Epix developed the technology around G protein-coupled (GPCR) receptors that play a role in some ‘big’ diseases like Alzheimer’s. And the company has developed partnerships with the likes of GlaxoSmithKline and Amgen to advance new therapies into mid-stage clinical development.
The Cystic Fibrosis Foundation “came to us and said, Can you modify your technology so you can come up with a 3D structure of what this ion channel protein looks like and use this structure to come up with new drugs to treat cystic fibrosis?” recalls Kauffman. “Ion channels have a different structure than GPCRs, but both traverse the cell membrane, which makes them very difficult to crystallize. But they do have certain properties in common.”

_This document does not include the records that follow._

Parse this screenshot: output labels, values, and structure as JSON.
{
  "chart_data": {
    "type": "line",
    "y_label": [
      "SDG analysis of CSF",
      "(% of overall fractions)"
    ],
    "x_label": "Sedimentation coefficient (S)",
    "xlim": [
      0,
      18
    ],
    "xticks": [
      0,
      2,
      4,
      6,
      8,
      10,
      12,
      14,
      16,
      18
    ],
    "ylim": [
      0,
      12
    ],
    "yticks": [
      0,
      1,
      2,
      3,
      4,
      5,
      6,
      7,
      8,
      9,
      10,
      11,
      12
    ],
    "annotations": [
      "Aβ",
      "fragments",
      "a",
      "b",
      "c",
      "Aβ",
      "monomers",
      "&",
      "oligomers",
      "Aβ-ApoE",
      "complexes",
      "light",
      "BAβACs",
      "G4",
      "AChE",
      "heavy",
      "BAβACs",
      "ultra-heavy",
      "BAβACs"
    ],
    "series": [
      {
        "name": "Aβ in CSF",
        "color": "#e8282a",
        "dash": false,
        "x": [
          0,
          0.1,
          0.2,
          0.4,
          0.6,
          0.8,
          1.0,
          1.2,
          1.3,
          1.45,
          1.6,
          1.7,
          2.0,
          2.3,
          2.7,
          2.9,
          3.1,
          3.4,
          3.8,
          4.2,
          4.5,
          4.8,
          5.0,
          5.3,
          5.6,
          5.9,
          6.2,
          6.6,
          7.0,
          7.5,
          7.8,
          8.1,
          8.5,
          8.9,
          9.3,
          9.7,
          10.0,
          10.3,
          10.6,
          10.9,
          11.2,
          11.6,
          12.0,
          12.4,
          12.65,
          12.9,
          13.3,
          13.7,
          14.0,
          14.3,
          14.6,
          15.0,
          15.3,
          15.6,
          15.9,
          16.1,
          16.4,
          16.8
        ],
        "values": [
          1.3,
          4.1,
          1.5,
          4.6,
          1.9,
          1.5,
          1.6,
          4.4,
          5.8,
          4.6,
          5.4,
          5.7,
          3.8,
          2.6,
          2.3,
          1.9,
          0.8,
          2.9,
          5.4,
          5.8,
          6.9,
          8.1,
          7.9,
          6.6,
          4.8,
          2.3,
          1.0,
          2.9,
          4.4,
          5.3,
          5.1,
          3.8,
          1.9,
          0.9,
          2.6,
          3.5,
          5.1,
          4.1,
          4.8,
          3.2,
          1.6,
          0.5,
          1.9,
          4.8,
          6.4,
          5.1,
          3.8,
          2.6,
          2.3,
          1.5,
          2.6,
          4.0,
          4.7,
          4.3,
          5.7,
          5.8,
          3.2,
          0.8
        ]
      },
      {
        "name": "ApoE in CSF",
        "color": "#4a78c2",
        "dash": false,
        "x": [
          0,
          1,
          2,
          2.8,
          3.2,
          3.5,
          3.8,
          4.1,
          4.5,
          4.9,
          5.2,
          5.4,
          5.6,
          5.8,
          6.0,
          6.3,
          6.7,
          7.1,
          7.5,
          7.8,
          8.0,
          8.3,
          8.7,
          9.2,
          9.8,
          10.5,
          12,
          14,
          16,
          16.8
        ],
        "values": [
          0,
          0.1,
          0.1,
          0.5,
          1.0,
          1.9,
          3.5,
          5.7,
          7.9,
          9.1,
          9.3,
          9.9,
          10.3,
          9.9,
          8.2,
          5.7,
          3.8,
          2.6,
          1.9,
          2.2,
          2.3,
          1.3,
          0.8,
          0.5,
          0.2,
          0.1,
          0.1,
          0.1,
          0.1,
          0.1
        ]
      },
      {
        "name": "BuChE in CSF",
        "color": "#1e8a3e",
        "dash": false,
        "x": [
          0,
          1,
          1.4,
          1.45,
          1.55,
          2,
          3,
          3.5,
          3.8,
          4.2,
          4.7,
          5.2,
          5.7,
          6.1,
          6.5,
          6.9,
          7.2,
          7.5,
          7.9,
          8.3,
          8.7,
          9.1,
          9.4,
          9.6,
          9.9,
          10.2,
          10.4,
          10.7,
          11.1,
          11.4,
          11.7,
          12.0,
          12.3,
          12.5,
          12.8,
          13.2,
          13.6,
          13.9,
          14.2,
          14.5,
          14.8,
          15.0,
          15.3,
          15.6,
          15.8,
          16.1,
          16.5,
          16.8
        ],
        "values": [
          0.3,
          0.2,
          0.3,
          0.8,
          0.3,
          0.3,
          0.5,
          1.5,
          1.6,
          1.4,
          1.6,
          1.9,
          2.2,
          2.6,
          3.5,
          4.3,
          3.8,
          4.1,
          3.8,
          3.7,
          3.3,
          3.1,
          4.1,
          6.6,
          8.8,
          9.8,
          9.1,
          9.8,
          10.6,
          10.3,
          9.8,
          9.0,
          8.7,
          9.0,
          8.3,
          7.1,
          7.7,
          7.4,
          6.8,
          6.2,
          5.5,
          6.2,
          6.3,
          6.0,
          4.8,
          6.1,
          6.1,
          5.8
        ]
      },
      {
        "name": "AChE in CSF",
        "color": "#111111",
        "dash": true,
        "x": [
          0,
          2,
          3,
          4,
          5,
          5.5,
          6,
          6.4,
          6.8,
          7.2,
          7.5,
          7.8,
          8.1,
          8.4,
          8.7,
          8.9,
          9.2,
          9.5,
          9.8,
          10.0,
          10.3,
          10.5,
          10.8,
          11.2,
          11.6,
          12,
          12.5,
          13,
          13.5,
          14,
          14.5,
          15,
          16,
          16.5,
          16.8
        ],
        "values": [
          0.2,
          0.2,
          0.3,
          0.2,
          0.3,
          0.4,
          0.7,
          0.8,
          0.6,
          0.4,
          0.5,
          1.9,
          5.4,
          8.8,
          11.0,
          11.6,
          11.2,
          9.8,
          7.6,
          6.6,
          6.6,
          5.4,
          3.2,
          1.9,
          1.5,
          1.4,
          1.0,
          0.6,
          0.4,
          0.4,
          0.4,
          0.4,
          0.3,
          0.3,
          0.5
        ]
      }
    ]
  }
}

Over the past 10 years, the Foundation has pumped $300 million into research programs.
And it isn’t hard to find other examples of non-profits stepping in to help fund early-stage research work. The Boston Globe recently concluded that the disease foundations provided $75 million to drug developers last year, up from only $7 million in 2000.
Aside from the CF program, Epix has a number of irons in the fire as it pursues a total of five clinical development programs.
Kauffman just killed off a mid-stage development program in depression after failing to come up with the kind of compelling data needed to justify continued clinical work. That program is up on the auction block. And while Kauffman points to its added potential in pain and memory loss on top of depression, he also is realistic about its potential following a mid-stage trial failure.
But Kauffman believes the company can easily overshadow that setback with a new review of its crucial Vasovist Phase III program, an imaging agent already approved in 33 countries but long stymied at the FDA. Essentially, says Kauffman, the FDA handed the company a “non-decision” in an approvable letter. It took some time, but Epix got the clarification it needed to provide specific data to the FDA and Kauffman says its amended NDA for the FDA could come mid-year with a decision by the agency at the end of this year.
Epix already has a profit-sharing deal on Vasovist. But Kauffman says the company “will likely monetize the asset. We won’t wait for a profit share to pay off; near term cash is more important.”